MUMBAI, January 2: One out of every five hundred bottles of voluntarily donated blood, screened for HIV and marked safe, can give you AIDS. This shocking revelation made in a study conducted recently is likely to pose fresh problems for the state health department, which is struggling to comply with the Supreme Court's ban on professional blood donors.The study, a joint effort of the Aids Research and Control Centre (ARCON), J J Hospital and the Directorate of Health Services, has revealed that one out of every 500 bottles of voluntarily donated blood in Mumbai was HIV infected. This fact came to light when samples which had tested negative in the ELISA test were put through the Reverse-Transcriptase-Polymersase-Chain-Reaction (RTPCR) test. A person tests HIV positive in the ELISA anti-body test only three months after infection. However In this three-month window period the risk of the infection spreading is high. There are three categories of blood donors: The highest risk category is that of the
professional donors who, the Supreme Court has directed, should be identified by blood banks and checked. The second category is replacement donors who are usually considered safe because they are the relatives and friends of patients.

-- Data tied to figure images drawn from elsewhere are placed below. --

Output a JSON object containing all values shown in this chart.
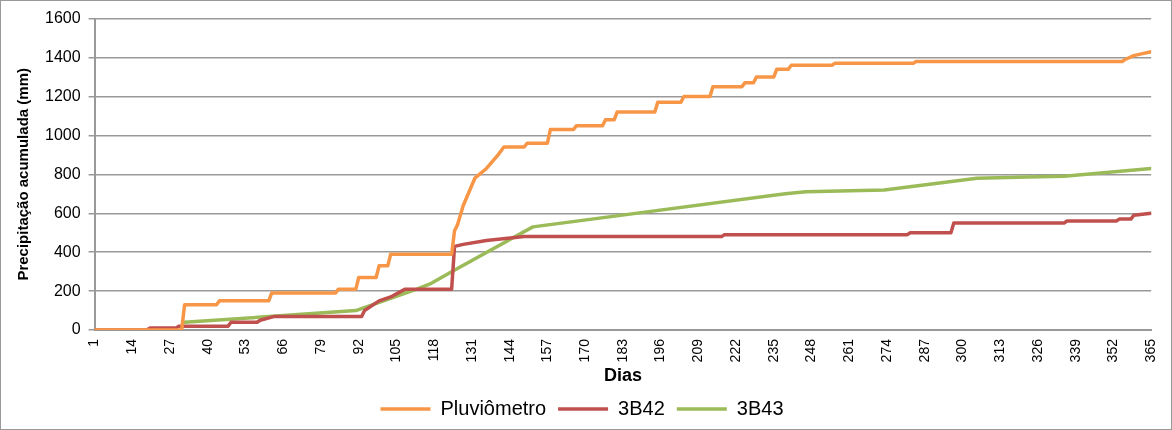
{
  "chart_data": {
    "type": "line",
    "xlabel": "Dias",
    "ylabel": "Precipitação acumulada (mm)",
    "xlim": [
      1,
      365
    ],
    "xticks": [
      1,
      14,
      27,
      40,
      53,
      66,
      79,
      92,
      105,
      118,
      131,
      144,
      157,
      170,
      183,
      196,
      209,
      222,
      235,
      248,
      261,
      274,
      287,
      300,
      313,
      326,
      339,
      352,
      365
    ],
    "ylim": [
      0,
      1600
    ],
    "yticks": [
      0,
      200,
      400,
      600,
      800,
      1000,
      1200,
      1400,
      1600
    ],
    "grid": "y",
    "legend": "bottom",
    "marker": "none",
    "line_style": "solid",
    "series": [
      {
        "name": "Pluviômetro",
        "color": "#f79646",
        "x": [
          1,
          31,
          32,
          43,
          44,
          61,
          62,
          84,
          85,
          91,
          92,
          98,
          99,
          102,
          103,
          124,
          125,
          126,
          128,
          132,
          136,
          140,
          142,
          149,
          150,
          157,
          158,
          166,
          167,
          176,
          177,
          180,
          181,
          194,
          195,
          203,
          204,
          213,
          214,
          224,
          225,
          228,
          229,
          235,
          236,
          240,
          241,
          255,
          256,
          283,
          284,
          355,
          356,
          359,
          362,
          365
        ],
        "values": [
          0,
          0,
          130,
          130,
          150,
          150,
          190,
          190,
          210,
          210,
          270,
          270,
          330,
          330,
          390,
          390,
          510,
          540,
          640,
          780,
          830,
          900,
          940,
          940,
          960,
          960,
          1030,
          1030,
          1050,
          1050,
          1080,
          1080,
          1120,
          1120,
          1170,
          1170,
          1200,
          1200,
          1250,
          1250,
          1270,
          1270,
          1300,
          1300,
          1340,
          1340,
          1360,
          1360,
          1370,
          1370,
          1380,
          1380,
          1390,
          1410,
          1420,
          1430
        ]
      },
      {
        "name": "3B42",
        "color": "#c0504d",
        "x": [
          1,
          19,
          20,
          29,
          30,
          47,
          48,
          57,
          58,
          63,
          93,
          94,
          99,
          103,
          108,
          124,
          125,
          128,
          136,
          149,
          217,
          218,
          281,
          282,
          296,
          297,
          335,
          336,
          353,
          354,
          358,
          359,
          365
        ],
        "values": [
          0,
          0,
          10,
          10,
          20,
          20,
          40,
          40,
          50,
          70,
          70,
          100,
          150,
          170,
          210,
          210,
          430,
          440,
          460,
          480,
          480,
          490,
          490,
          500,
          500,
          550,
          550,
          560,
          560,
          570,
          570,
          590,
          600
        ]
      },
      {
        "name": "3B43",
        "color": "#9bbb59",
        "x": [
          32,
          91,
          112,
          117,
          124,
          152,
          239,
          246,
          273,
          305,
          335,
          365
        ],
        "values": [
          40,
          100,
          210,
          240,
          300,
          530,
          700,
          710,
          720,
          780,
          790,
          830
        ]
      }
    ]
  }
}
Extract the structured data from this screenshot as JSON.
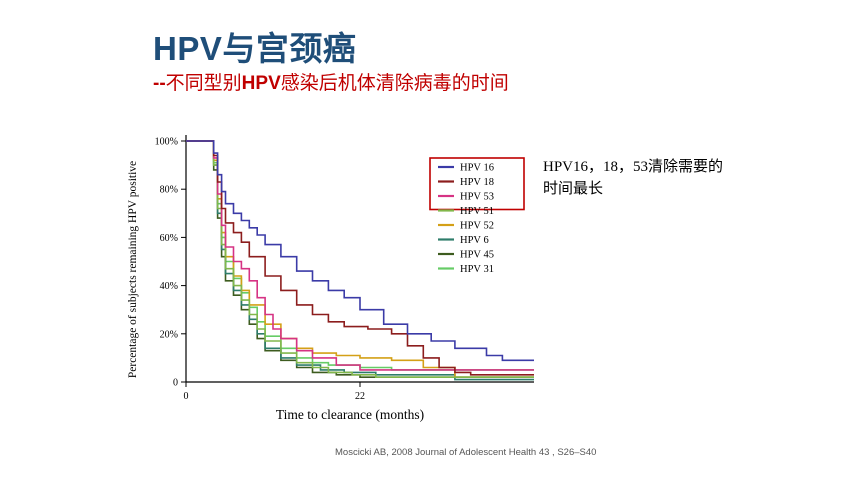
{
  "slide": {
    "title": "HPV与宫颈癌",
    "subtitle_dash": "--",
    "subtitle_pre": "不同型别",
    "subtitle_hpv": "HPV",
    "subtitle_post": "感染后机体清除病毒的时间",
    "note_latin": "HPV16，18，53",
    "note_text": "清除需要的时间最长",
    "citation": "Moscicki AB, 2008 Journal of Adolescent Health 43 , S26–S40"
  },
  "colors": {
    "title": "#1f4e79",
    "subtitle": "#c00000",
    "legend_highlight_box": "#c00000"
  },
  "chart_data": {
    "type": "line",
    "step": true,
    "title": "",
    "xlabel": "Time to clearance (months)",
    "ylabel": "Percentage of subjects remaining HPV positive",
    "xlim": [
      0,
      44
    ],
    "ylim": [
      0,
      100
    ],
    "x_ticks": [
      0,
      22
    ],
    "x_tick_labels": [
      "0",
      "22"
    ],
    "y_ticks": [
      0,
      20,
      40,
      60,
      80,
      100
    ],
    "y_tick_labels": [
      "0",
      "20%",
      "40%",
      "60%",
      "80%",
      "100%"
    ],
    "legend_position": "top-right",
    "highlighted_series": [
      "HPV 16",
      "HPV 18",
      "HPV 53"
    ],
    "series": [
      {
        "name": "HPV 16",
        "color": "#3b3ba7",
        "x": [
          0,
          3,
          3.5,
          4,
          4.5,
          5,
          6,
          7,
          8,
          9,
          10,
          12,
          14,
          16,
          18,
          20,
          22,
          25,
          28,
          31,
          34,
          38,
          40,
          44
        ],
        "y": [
          100,
          100,
          95,
          86,
          79,
          74,
          70,
          67,
          64,
          61,
          57,
          52,
          46,
          42,
          38,
          35,
          30,
          24,
          20,
          17,
          14,
          11,
          9,
          9
        ]
      },
      {
        "name": "HPV 18",
        "color": "#8c1d1d",
        "x": [
          0,
          3,
          3.5,
          4,
          4.5,
          5,
          6,
          7,
          8,
          10,
          12,
          14,
          16,
          18,
          20,
          23,
          26,
          28,
          30,
          32,
          34,
          36,
          38,
          44
        ],
        "y": [
          100,
          100,
          94,
          83,
          72,
          66,
          62,
          58,
          52,
          44,
          38,
          32,
          28,
          25,
          23,
          22,
          20,
          15,
          10,
          6,
          4,
          3,
          3,
          3
        ]
      },
      {
        "name": "HPV 53",
        "color": "#d63384",
        "x": [
          0,
          3,
          3.5,
          4,
          4.5,
          5,
          6,
          7,
          8,
          9,
          10,
          11,
          12,
          14,
          16,
          19,
          22,
          26,
          30,
          34,
          44
        ],
        "y": [
          100,
          100,
          93,
          78,
          65,
          56,
          50,
          47,
          42,
          35,
          28,
          22,
          18,
          13,
          10,
          7,
          5,
          5,
          5,
          5,
          5
        ]
      },
      {
        "name": "HPV 51",
        "color": "#82b74b",
        "x": [
          0,
          3,
          3.5,
          4,
          4.5,
          5,
          6,
          7,
          8,
          9,
          10,
          12,
          14,
          16,
          18,
          21,
          24,
          44
        ],
        "y": [
          100,
          100,
          90,
          72,
          57,
          47,
          40,
          34,
          28,
          22,
          17,
          12,
          8,
          6,
          4,
          3,
          2,
          2
        ]
      },
      {
        "name": "HPV 52",
        "color": "#d4a017",
        "x": [
          0,
          3,
          3.5,
          4,
          4.5,
          5,
          6,
          7,
          8,
          10,
          12,
          14,
          16,
          19,
          22,
          26,
          30,
          34,
          44
        ],
        "y": [
          100,
          100,
          92,
          76,
          62,
          52,
          44,
          38,
          32,
          24,
          18,
          14,
          12,
          11,
          10,
          9,
          6,
          2,
          2
        ]
      },
      {
        "name": "HPV 6",
        "color": "#2e7d6b",
        "x": [
          0,
          3,
          3.5,
          4,
          4.5,
          5,
          6,
          7,
          8,
          9,
          10,
          12,
          14,
          17,
          20,
          24,
          28,
          32,
          34,
          44
        ],
        "y": [
          100,
          100,
          90,
          70,
          55,
          45,
          38,
          32,
          26,
          20,
          14,
          10,
          7,
          5,
          4,
          3,
          3,
          3,
          1,
          1
        ]
      },
      {
        "name": "HPV 45",
        "color": "#3d5c1f",
        "x": [
          0,
          3,
          3.5,
          4,
          4.5,
          5,
          6,
          7,
          8,
          9,
          10,
          12,
          14,
          16,
          19,
          22,
          44
        ],
        "y": [
          100,
          100,
          88,
          68,
          52,
          42,
          36,
          30,
          24,
          18,
          13,
          9,
          6,
          4,
          3,
          2,
          2
        ]
      },
      {
        "name": "HPV 31",
        "color": "#66cc66",
        "x": [
          0,
          3,
          3.5,
          4,
          4.5,
          5,
          6,
          7,
          8,
          9,
          10,
          12,
          14,
          16,
          18,
          22,
          26,
          44
        ],
        "y": [
          100,
          100,
          91,
          74,
          60,
          50,
          43,
          37,
          31,
          25,
          19,
          14,
          10,
          8,
          7,
          6,
          5,
          5
        ]
      }
    ]
  }
}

But, with professional donors masquerading as replacement donors, the risks cannot be eliminated. The safest category is considered to be that of the voluntary donors.
However if, as the ARCON study says, one in 500 bottles of blood is HIV infected then taking the base figure of one lakh transfusion per year, it can be calculated that about 200 individuals could contract HIV through blood transfusion this year alone from these `safe' donors. ``There is a great risk of AIDS spreading through blood transfusions. The infection spreads fast and a lot of infected individuals are sero-negative (infected by HIV, but do not test positive in the anti-body test),'' Dr Subhash Hira, the director of ARCON, said. The solution he offers is to put all HIV negative blood through the P24
antigen ELISA test at an additional cost of Rs 30 per sample. In this test, the virus is detected just five to seven days after infection.
Another solution is to be a lot more circumspect while prescribing blood transfusion to patients. ``A lot of doctors advise blood transfusion in cases of dehydration or anaemia. This should be stopped. Blood transfusion should be resorted to only when absolutely essential,'' Dr Hira said. What now worries the experts is that after the ban on professional donors, the demand for volunteers will only go up. At a meeting on December 23, all state health officers in charge of blood donation drive were told that they would soon have to fix new targets for voluntary blood collection. The aim of the state government of course is to ensure surplus blood. But after the study Aids Research and Control Centre no one knows if that is such a good thing.